Electronics production fell 8.8 per cent year on year, mainly due to an 11 per cent contraction in the key semiconductors segment, which accounts for one-fifth of all manufacturing output. While a surge in biomedical manufacturing output helped to offset a contraction in the electronics sector, industrial production overall slowed in April to grow 4.6 per cent year on year.
The Economic Development Board (EDB) said the semiconductor drop - the first year-on-year contraction in the sector's output in over a year - was "due to firm-specific factor", but declined to share the name of the company, the specific reasons for the output fall, and the nature of the company's operations, citing company confidentiality reasons.
While EDB characterised the disruption as "a one-off event" and stressed the continued attractiveness of Singapore as an investment location for electronics companies, the fact has left analysts wondering why it even happened at all. That's especially when the impact is expected to linger.
"Although this is a one-off event, the decline will be registered in the year-on-year growth for the rest of the year," the government agency said.
In the absence of further details from EDB, analysts were left to decipher April's industrial performance; none of the experts The Business Times spoke to could suggest which firm was behind the cutback in semiconductor production.
Said DMG analyst Edison Chen: "It's quite puzzling. To affect the entire semiconductors (segment), it must be quite a big event."
Major semiconductor players here include Broadcom Corporation, Infineon Technologies and GlobalFoundries.
Said Barclays economist Leong Wai Ho: "We interpret this to mean a permanent, one-off reduction in production capacity in this area."
DBS economist Irvin Seah wondered whether the news reflected a "hollowing-out" of the semiconductors segment. "If a plant has closed down, what were the reasons behind this? Was it simply one firm's one-off decision? Or does it have to do with something broader, which hints at the competitiveness of (Singapore's) economy, or structural issues?"
But in response to queries from BT, EDB director of electronics Terence Gan said: "We are confident that Singapore remains an attractive investment location for electronics companies. It is important to reiterate that this is a one-off drop, attributed to a single company, and for reasons specific to the company.
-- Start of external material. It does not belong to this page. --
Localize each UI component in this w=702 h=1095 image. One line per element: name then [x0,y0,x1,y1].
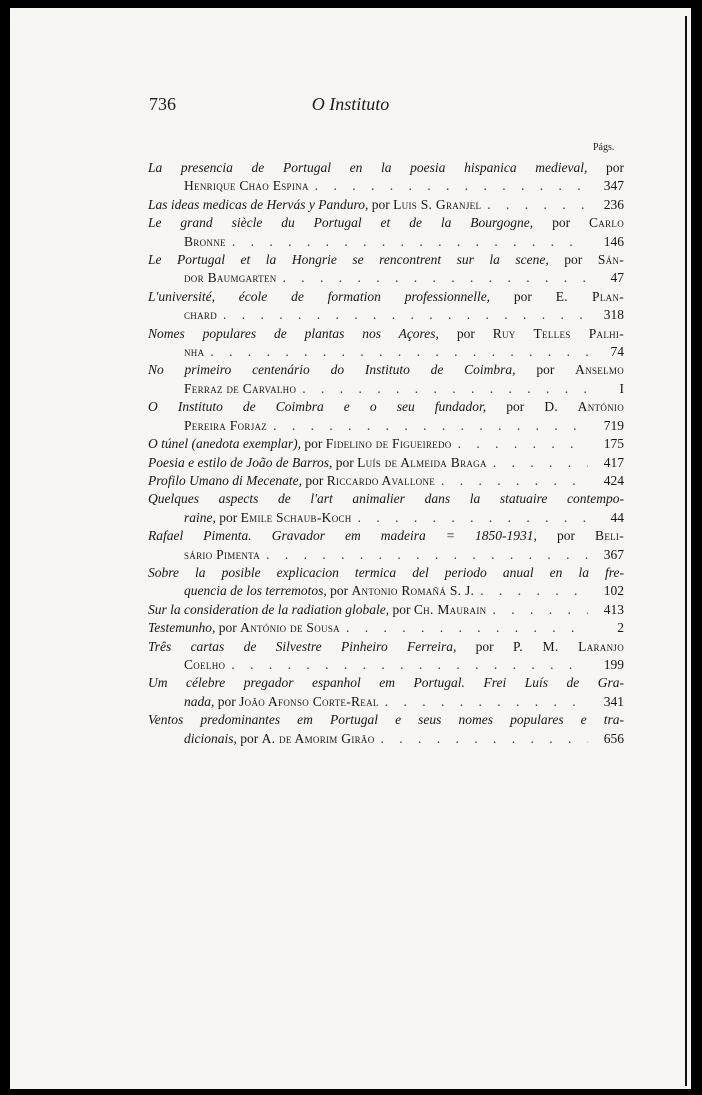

We continue to see investment interest. Even the specific company itself is growing in Singapore in other areas."
UOB economists Ho Woei Chen and Francis Tan were also optimistic about the electronics sector. "On the whole, we believe that outlook for the electronics sector remains positive given the improvement in the purchasing managers' index from the US, while the US semiconductor book-to-bill ratio stayed above 1.0 in April for the seventh consecutive month."
Even though last month's industrial production growth slowed from March and February's showings, the 4.6 per cent expansion still reflected a faster pace than the market consensus. Economists polled by Bloomberg before EDB released the numbers yesterday had been expecting industrial production to rise by 4.3 per cent.
Excluding the volatile biomedical sector - which, with an expansion of 23.8 per cent, was the main driver of growth - output would have fallen 0.7 per cent year on year.
Apart from the electronics sector, all other manufacturing clusters - biomedical, chemicals, precision engineering, transport engineering and general manufacturing industries - posted year-on-year increases in output.
Growth in the transport engineering cluster moderated sharply to 3.5 per cent in April, following two consecutive months of strong double-digit expansion. Economists had expected the slowdown, given the lumpy nature of the marine and offshore engineering segment.
EDB said that after adjusting for seasonal factors, industrial production decreased 4.7 per cent month on month in April. Excluding biomedical manufacturing, output would have fallen by a larger 7.3 per cent.
The contraction was larger than private-sector economists had forecast - they had been expecting industrial production to fall 4.3 per cent in April from March, on a seasonally adjusted basis.
Economists largely expect industrial production to average around 5 per cent for the rest of the year.